Live progress can be watched in another terminal:
- state.json — high-level phase tracker (sub-agent updates this as it advances)
- output/{repo_with_underscores}/{timestamp}/ — files appear as they're written
- tail -f output.json | jq -rc 'select(.type=="assistant") | .message.content[]? | select(.type=="tool_use") | "→ \(.name)"' — current tool calls

Then offer to execute:

"Want me to kick this off now, or would you rather inspect config.json once more and run it yourself? Either way, the command is yours to keep."

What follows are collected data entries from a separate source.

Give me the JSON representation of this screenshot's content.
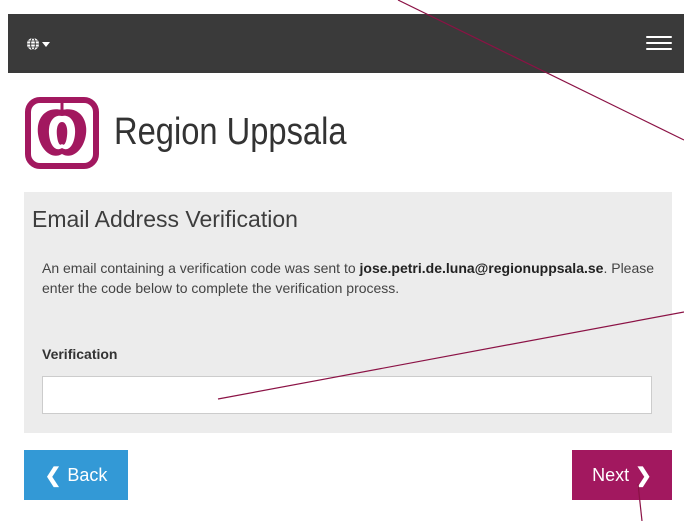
{
  "header": {
    "language_icon": "globe-icon",
    "menu_icon": "hamburger-menu-icon",
    "background_color": "#3a3a3a"
  },
  "brand": {
    "name": "Region Uppsala",
    "logo_icon": "region-uppsala-apple-logo",
    "color": "#a2185f"
  },
  "verification": {
    "title": "Email Address Verification",
    "message_before": "An email containing a verification code was sent to ",
    "email": "jose.petri.de.luna@regionuppsala.se",
    "message_after": ". Please enter the code below to complete the verification process.",
    "field_label": "Verification",
    "field_value": "",
    "field_placeholder": ""
  },
  "buttons": {
    "back_label": "Back",
    "back_color": "#3399d6",
    "next_label": "Next",
    "next_color": "#a2185f"
  }
}
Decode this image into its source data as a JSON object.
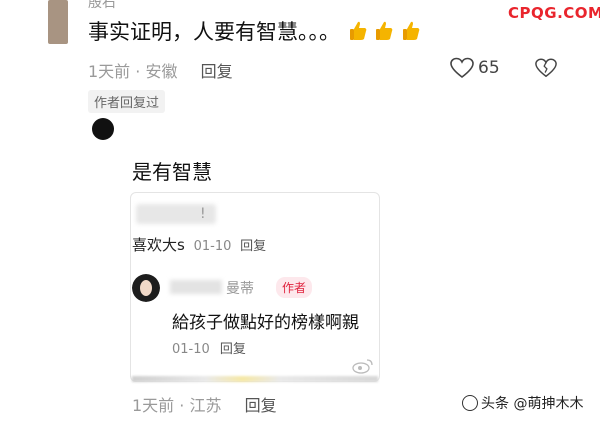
{
  "site_logo": "CPQG.COM",
  "top_comment": {
    "username": "殷石",
    "text": "事实证明，人要有智慧。。。",
    "time": "1天前",
    "location": "安徽",
    "reply_label": "回复",
    "likes": "65",
    "author_replied": "作者回复过"
  },
  "reply": {
    "text": "是有智慧",
    "card": {
      "comment_text": "喜欢大s",
      "comment_date": "01-10",
      "comment_reply": "回复",
      "blur_mark": "!",
      "sub": {
        "name": "曼蒂",
        "author_badge": "作者",
        "text": "給孩子做點好的榜樣啊親",
        "date": "01-10",
        "reply_label": "回复"
      }
    },
    "time": "1天前",
    "location": "江苏",
    "reply_label": "回复"
  },
  "watermark": "头条 @萌抻木木",
  "colors": {
    "logo": "#e9252d",
    "badge": "#e0243f",
    "thumb": "#f5b400"
  }
}
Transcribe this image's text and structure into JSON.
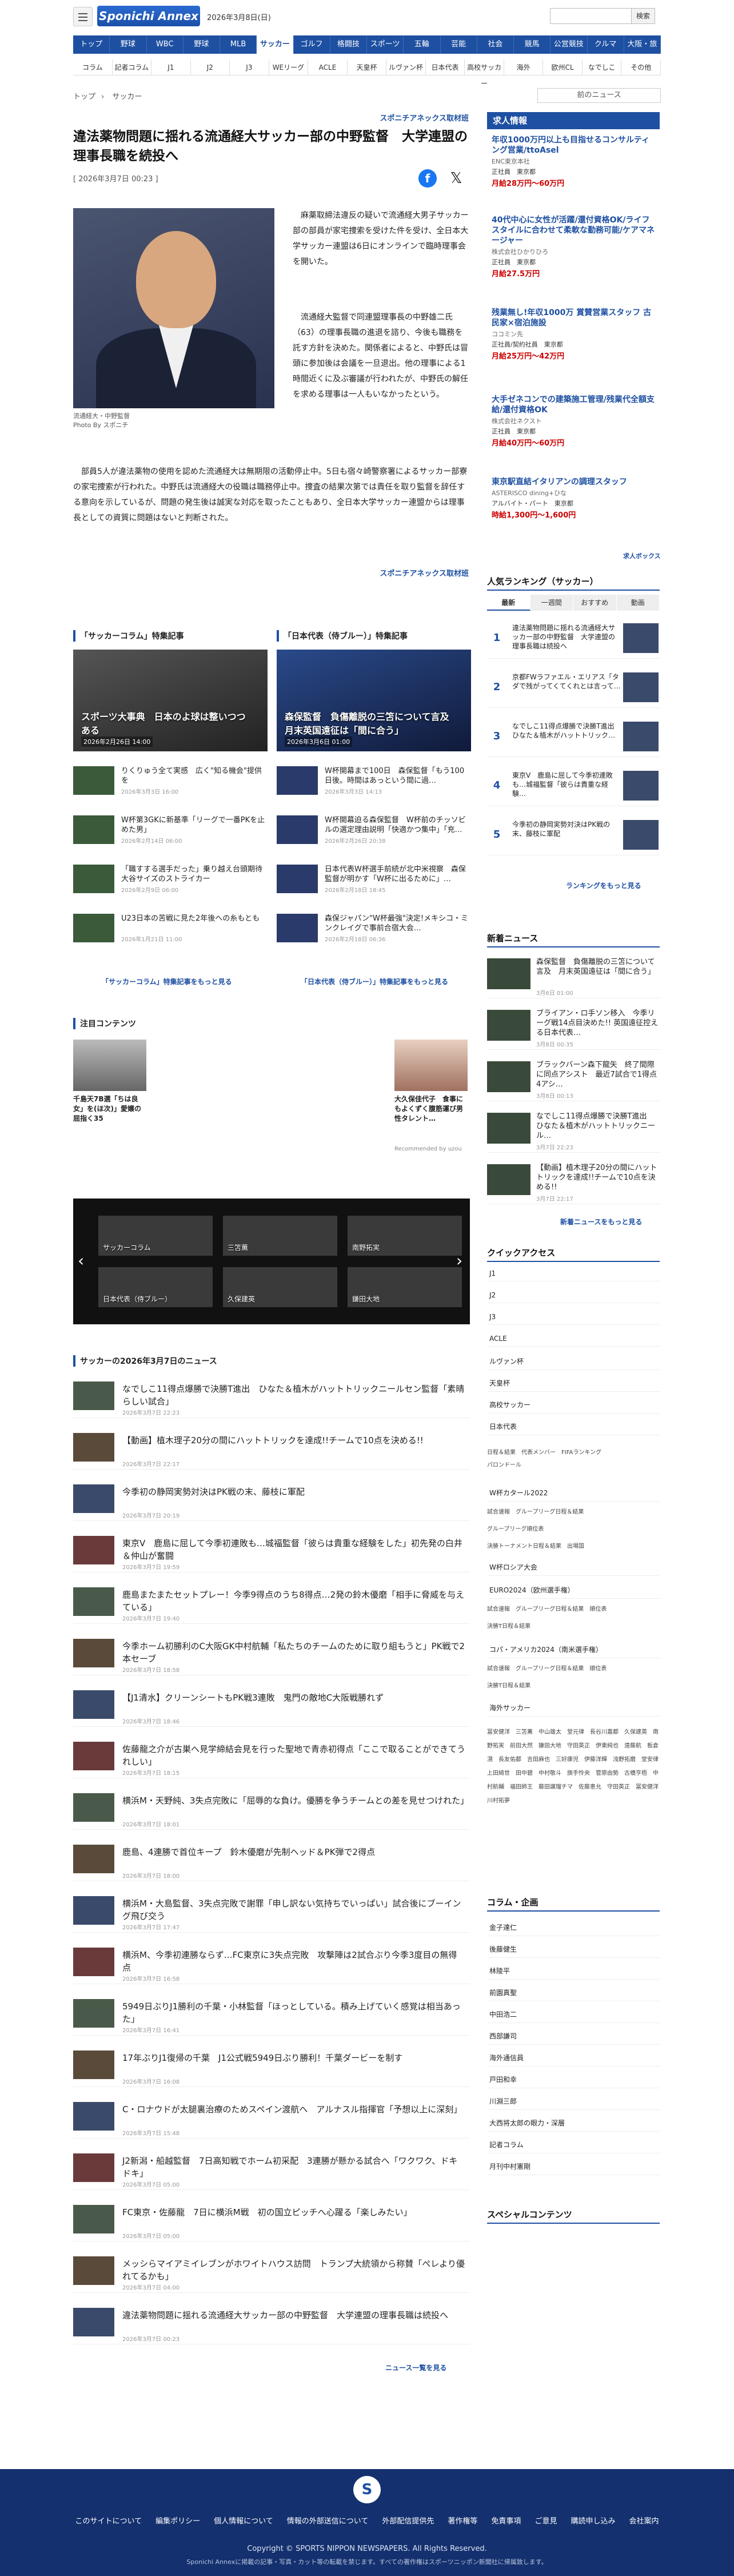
{
  "header": {
    "logo": "Sponichi Annex",
    "date": "2026年3月8日(日)",
    "search_button": "検索",
    "search_placeholder": ""
  },
  "nav1": [
    "トップ",
    "野球",
    "WBC",
    "野球",
    "MLB",
    "サッカー",
    "ゴルフ",
    "格闘技",
    "スポーツ",
    "五輪",
    "芸能",
    "社会",
    "競馬",
    "公営競技",
    "クルマ",
    "大阪・旅"
  ],
  "nav2": [
    "コラム",
    "記者コラム",
    "J1",
    "J2",
    "J3",
    "WEリーグ",
    "ACLE",
    "天皇杯",
    "ルヴァン杯",
    "日本代表",
    "高校サッカー",
    "海外",
    "欧州CL",
    "なでしこ",
    "その他"
  ],
  "crumbs": [
    "トップ",
    "サッカー"
  ],
  "prevnext": "前のニュース",
  "article": {
    "source": "スポニチアネックス取材班",
    "title": "違法薬物問題に揺れる流通経大サッカー部の中野監督　大学連盟の理事長職を続投へ",
    "date": "[ 2026年3月7日 00:23 ]",
    "caption1": "流通経大・中野監督",
    "caption2": "Photo By スポニチ",
    "p1": "　麻薬取締法違反の疑いで流通経大男子サッカー部の部員が家宅捜索を受けた件を受け、全日本大学サッカー連盟は6日にオンラインで臨時理事会を開いた。",
    "p2": "　流通経大監督で同連盟理事長の中野雄二氏（63）の理事長職の進退を諮り、今後も職務を託す方針を決めた。関係者によると、中野氏は冒頭に参加後は会議を一旦退出。他の理事による1時間近くに及ぶ審議が行われたが、中野氏の解任を求める理事は一人もいなかったという。",
    "p3": "　部員5人が違法薬物の使用を認めた流通経大は無期限の活動停止中。5日も宿々崎警察署によるサッカー部寮の家宅捜索が行われた。中野氏は流通経大の役職は職務停止中。捜査の結果次第では責任を取り監督を辞任する意向を示しているが、問題の発生後は誠実な対応を取ったこともあり、全日本大学サッカー連盟からは理事長としての資質に問題はないと判断された。",
    "source2": "スポニチアネックス取材班"
  },
  "features": {
    "left": {
      "head": "「サッカーコラム」特集記事",
      "big": "スポーツ大事典　日本のよ球は整いつつある",
      "bigdate": "2026年2月26日 14:00",
      "more": "「サッカーコラム」特集記事をもっと見る",
      "items": [
        {
          "t": "りくりゅう全て実感　広く\"知る機会\"提供を",
          "d": "2026年3月3日 16:00"
        },
        {
          "t": "W杯第3GKに新基準「リーグで一番PKを止めた男」",
          "d": "2026年2月14日 06:00"
        },
        {
          "t": "「職すする選手だった」乗り越え台頭期待　大谷サイズのストライカー",
          "d": "2026年2月9日 06:00"
        },
        {
          "t": "U23日本の苦戦に見た2年後への糸もとも",
          "d": "2026年1月21日 11:00"
        }
      ]
    },
    "right": {
      "head": "「日本代表（侍ブルー）」特集記事",
      "big": "森保監督　負傷離脱の三笘について言及　月末英国遠征は「間に合う」",
      "bigdate": "2026年3月6日 01:00",
      "more": "「日本代表（侍ブルー）」特集記事をもっと見る",
      "items": [
        {
          "t": "W杯開幕まで100日　森保監督「もう100日後。時間はあっという間に過…",
          "d": "2026年3月3日 14:13"
        },
        {
          "t": "W杯開幕迫る森保監督　W杯前のチッソビルの選定理由説明「快適かつ集中」「充…",
          "d": "2026年2月26日 20:38"
        },
        {
          "t": "日本代表W杯選手前続が北中米視察　森保監督が明かす「W杯に出るために」…",
          "d": "2026年2月18日 18:45"
        },
        {
          "t": "森保ジャパン\"W杯最強\"決定!メキシコ・ミンクレイグで事前合宿大会…",
          "d": "2026年2月18日 06:36"
        }
      ]
    }
  },
  "pickup": {
    "head": "注目コンテンツ",
    "left": "千島天7B選「ちは良女」を(ほ次)」愛嬢の屈指く35",
    "right": "大久保佳代子　食事にもよくずく腹筋運び男性タレント…",
    "rec": "Recommended by uzou"
  },
  "carousel": [
    "サッカーコラム",
    "三笘薫",
    "南野拓実",
    "日本代表（侍ブルー）",
    "久保建英",
    "鎌田大地"
  ],
  "news": {
    "head": "サッカーの2026年3月7日のニュース",
    "more": "ニュース一覧を見る",
    "items": [
      {
        "t": "なでしこ11得点爆勝で決勝T進出　ひなた＆植木がハットトリックニールセン監督「素晴らしい試合」",
        "d": "2026年3月7日 22:23"
      },
      {
        "t": "【動画】植木理子20分の間にハットトリックを達成!!チームで10点を決める!!",
        "d": "2026年3月7日 22:17"
      },
      {
        "t": "今季初の静岡実勢対決はPK戦の末、藤枝に軍配",
        "d": "2026年3月7日 20:19"
      },
      {
        "t": "東京V　鹿島に屈して今季初連敗も…城福監督「彼らは貴重な経験をした」初先発の白井＆仲山が奮闘",
        "d": "2026年3月7日 19:59"
      },
      {
        "t": "鹿島またまたセットプレー！今季9得点のうち8得点…2発の鈴木優磨「相手に脅威を与えている」",
        "d": "2026年3月7日 19:40"
      },
      {
        "t": "今季ホーム初勝利のC大阪GK中村航輔「私たちのチームのために取り組もうと」PK戦で2本セーブ",
        "d": "2026年3月7日 18:58"
      },
      {
        "t": "【J1清水】クリーンシートもPK戦3連敗　鬼門の敵地C大阪戦勝れず",
        "d": "2026年3月7日 18:46"
      },
      {
        "t": "佐藤龍之介が古巣へ見学締結会見を行った聖地で青赤初得点「ここで取ることができてうれしい」",
        "d": "2026年3月7日 18:15"
      },
      {
        "t": "横浜M・天野純、3失点完敗に「屈辱的な負け。優勝を争うチームとの差を見せつけれた」",
        "d": "2026年3月7日 18:01"
      },
      {
        "t": "鹿島、4連勝で首位キープ　鈴木優磨が先制ヘッド＆PK弾で2得点",
        "d": "2026年3月7日 18:00"
      },
      {
        "t": "横浜M・大島監督、3失点完敗で謝罪「申し訳ない気持ちでいっぱい」試合後にブーイング飛び交う",
        "d": "2026年3月7日 17:47"
      },
      {
        "t": "横浜M、今季初連勝ならず…FC東京に3失点完敗　攻撃陣は2試合ぶり今季3度目の無得点",
        "d": "2026年3月7日 16:58"
      },
      {
        "t": "5949日ぶりJ1勝利の千葉・小林監督「ほっとしている。積み上げていく感覚は相当あった」",
        "d": "2026年3月7日 16:41"
      },
      {
        "t": "17年ぶりJ1復帰の千葉　J1公式戦5949日ぶり勝利！千葉ダービーを制す",
        "d": "2026年3月7日 16:08"
      },
      {
        "t": "C・ロナウドが太腿裏治療のためスペイン渡航へ　アルナスル指揮官「予想以上に深刻」",
        "d": "2026年3月7日 15:48"
      },
      {
        "t": "J2新潟・船越監督　7日高知戦でホーム初采配　3連勝が懸かる試合へ「ワクワク、ドキドキ」",
        "d": "2026年3月7日 05:00"
      },
      {
        "t": "FC東京・佐藤龍　7日に横浜M戦　初の国立ピッチへ心躍る「楽しみたい」",
        "d": "2026年3月7日 05:00"
      },
      {
        "t": "メッシらマイアミイレブンがホワイトハウス訪問　トランプ大統領から称賛「ぺレより優れてるかも」",
        "d": "2026年3月7日 04:00"
      },
      {
        "t": "違法薬物問題に揺れる流通経大サッカー部の中野監督　大学連盟の理事長職は続投へ",
        "d": "2026年3月7日 00:23"
      }
    ]
  },
  "sidebar": {
    "jobs_head": "求人情報",
    "jobs": [
      {
        "t": "年収1000万円以上も目指せるコンサルティング営業/ttoAsel",
        "c": "ENC東京本社",
        "r": "正社員　東京都",
        "p": "月給28万円〜60万円"
      },
      {
        "t": "40代中心に女性が活躍/還付資格OK/ライフスタイルに合わせて柔軟な勤務可能/ケアマネージャー",
        "c": "株式会社ひかりひろ",
        "r": "正社員　東京都",
        "p": "月給27.5万円"
      },
      {
        "t": "残業無し!年収1000万 賞賛営業スタッフ 古民家×宿泊施設",
        "c": "ココミン先",
        "r": "正社員/契約社員　東京都",
        "p": "月給25万円〜42万円"
      },
      {
        "t": "大手ゼネコンでの建築施工管理/残業代全額支給/還付資格OK",
        "c": "株式会社ネクスト",
        "r": "正社員　東京都",
        "p": "月給40万円〜60万円"
      },
      {
        "t": "東京駅直結イタリアンの調理スタッフ",
        "c": "ASTERISCO dining+ひな",
        "r": "アルバイト・パート　東京都",
        "p": "時給1,300円〜1,600円"
      }
    ],
    "jobs_brand": "求人ボックス",
    "rank_head": "人気ランキング（サッカー）",
    "rank_tabs": [
      "最新",
      "一週間",
      "おすすめ",
      "動画"
    ],
    "ranks": [
      {
        "n": "1",
        "t": "違法薬物問題に揺れる流通経大サッカー部の中野監督　大学連盟の理事長職は続投へ"
      },
      {
        "n": "2",
        "t": "京都FWラファエル・エリアス「タダで残がってくてくれとは言って…"
      },
      {
        "n": "3",
        "t": "なでしこ11得点爆勝で決勝T進出　ひなた＆植木がハットトリック…"
      },
      {
        "n": "4",
        "t": "東京V　鹿島に屈して今季初連敗も…城福監督「彼らは貴重な経験…"
      },
      {
        "n": "5",
        "t": "今季初の静岡実勢対決はPK戦の末、藤枝に軍配"
      }
    ],
    "rank_more": "ランキングをもっと見る",
    "new_head": "新着ニュース",
    "new": [
      {
        "t": "森保監督　負傷離脱の三笘について言及　月末英国遠征は「間に合う」",
        "d": "3月6日 01:00"
      },
      {
        "t": "ブライアン・ロ手ソン移入　今季リーグ戦14点目決めた!! 英国遠征控える日本代表…",
        "d": "3月8日 00:35"
      },
      {
        "t": "ブラックバーン森下龍矢　終了間際に同点アシスト　最近7試合で1得点4アシ…",
        "d": "3月8日 00:13"
      },
      {
        "t": "なでしこ11得点爆勝で決勝T進出　ひなた＆植木がハットトリックニール…",
        "d": "3月7日 22:23"
      },
      {
        "t": "【動画】植木理子20分の間にハットトリックを達成!!チームで10点を決める!!",
        "d": "3月7日 22:17"
      }
    ],
    "new_more": "新着ニュースをもっと見る",
    "quick_head": "クイックアクセス",
    "quick": [
      "J1",
      "J2",
      "J3",
      "ACLE",
      "ルヴァン杯",
      "天皇杯",
      "高校サッカー",
      "日本代表"
    ],
    "quick_small1": "日程＆結果　代表メンバー　FIFAランキング",
    "quick_small1b": "パロンドール",
    "quick2": "W杯カタール2022",
    "quick_small2": "試合速報　グループリーグ日程＆結果",
    "quick_small2b": "グループリーグ順位表",
    "quick_small2c": "決勝トーナメント日程＆結果　出場国",
    "quick3": "W杯ロシア大会",
    "quick4": "EURO2024（欧州選手権）",
    "quick_small4": "試合速報　グループリーグ日程＆結果　順位表",
    "quick_small4b": "決勝T日程＆結果",
    "quick5": "コパ・アメリカ2024（南米選手権）",
    "quick_small5": "試合速報　グループリーグ日程＆結果　順位表",
    "quick_small5b": "決勝T日程＆結果",
    "quick6": "海外サッカー",
    "players": "冨安健洋　三笘薫　中山雄太　堂元律　長谷川嘉都　久保建英　南野拓実　前田大然　鎌田大地　守田英正　伊東純也　遠藤航　板倉滉　長友佑都　吉田麻也　三好康児　伊藤洋輝　浅野拓磨　堂安律　上田綺世　田中碧　中村敬斗　旗手怜央　菅原由勢　古橋亨梧　中村航輔　福田師王　藤田譲瑠チマ　佐藤恵允　守田英正　冨安健洋　川村拓夢",
    "column_head": "コラム・企画",
    "columns": [
      "金子達仁",
      "後藤健生",
      "林陵平",
      "前園真聖",
      "中田浩二",
      "西部謙司",
      "海外通信員",
      "戸田和幸",
      "川淵三郎",
      "大西将太郎の眼力・深層",
      "記者コラム",
      "月刊中村憲剛"
    ],
    "special_head": "スペシャルコンテンツ"
  },
  "footer": {
    "links": [
      "このサイトについて",
      "編集ポリシー",
      "個人情報について",
      "情報の外部送信について",
      "外部配信提供先",
      "著作権等",
      "免責事項",
      "ご意見",
      "購読申し込み",
      "会社案内"
    ],
    "copy": "Copyright © SPORTS NIPPON NEWSPAPERS. All Rights Reserved.",
    "copy2": "Sponichi Annexに掲載の記事・写真・カット等の転載を禁じます。すべての著作権はスポーツニッポン新聞社に帰属致します。"
  }
}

If the user says yes, run via Bash and stream-monitor state.json in the background. If no, leave it.

Phase 7 — Verify output

After the run completes (or after the user runs it themselves and reports back):

Read state.json and confirm the user's repo entry has success: true, a confluence_page_id (if applicable), and an entry in profiles_analyzed.
Check that output/{repo_with_underscores}/{timestamp}/ contains docs.md and three diagram PNGs.
If Confluence enabled, offer to open the new page in browser (the URL pattern is https://YOUR_SITE.atlassian.net/wiki/spaces/{space_key}/pages/{confluence_page_id}/).
If success: false, look at state.json errors array for diagnostic data and output.json for sub-agent transcripts.

Common gotchas

Watch for these during onboarding:

MCP servers don't reload mid-session. After installing or modifying any MCP server, the user must restart Claude Code. This catches people every time. Don't skip Phase 3.
Conduit site_alias mismatch. The alias in ~/.config/conduit/config.yaml must exactly match confluence.site_alias in config.json. A mismatch produces "site not found" with no obvious fix.
Parent Confluence page doesn't exist. The tool will not create it. The local docs will be fine but Confluence upload step will fail. Confirm in Phase 5.
cloned: false in state.json during a run is not a failure signal. Sub-agents batch state.json writes; clone often succeeds and the field updates only at the end. If you need ground-truth progress, look at the cache dir or output/.
SSH GitHub URLs. Always convert. SSH prompts for passphrase and breaks unattended automation.

When NOT to use this skill

The user is already mid-analysis and is asking about progress, errors, or output interpretation — that's a debugging/observability task.
The user is asking how the tool works under the hood (sub-agent model, MCP plumbing) — that's research, not onboarding.
The user has clearly already onboarded and is now configuring a new run for a different repo or profile — help them edit config.json directly without re-running install/setup phases.
The user wants to develop or change the tool itself (modify CLAUDE.md, change the sub-agent model, etc.) — that's tool development, not onboarding.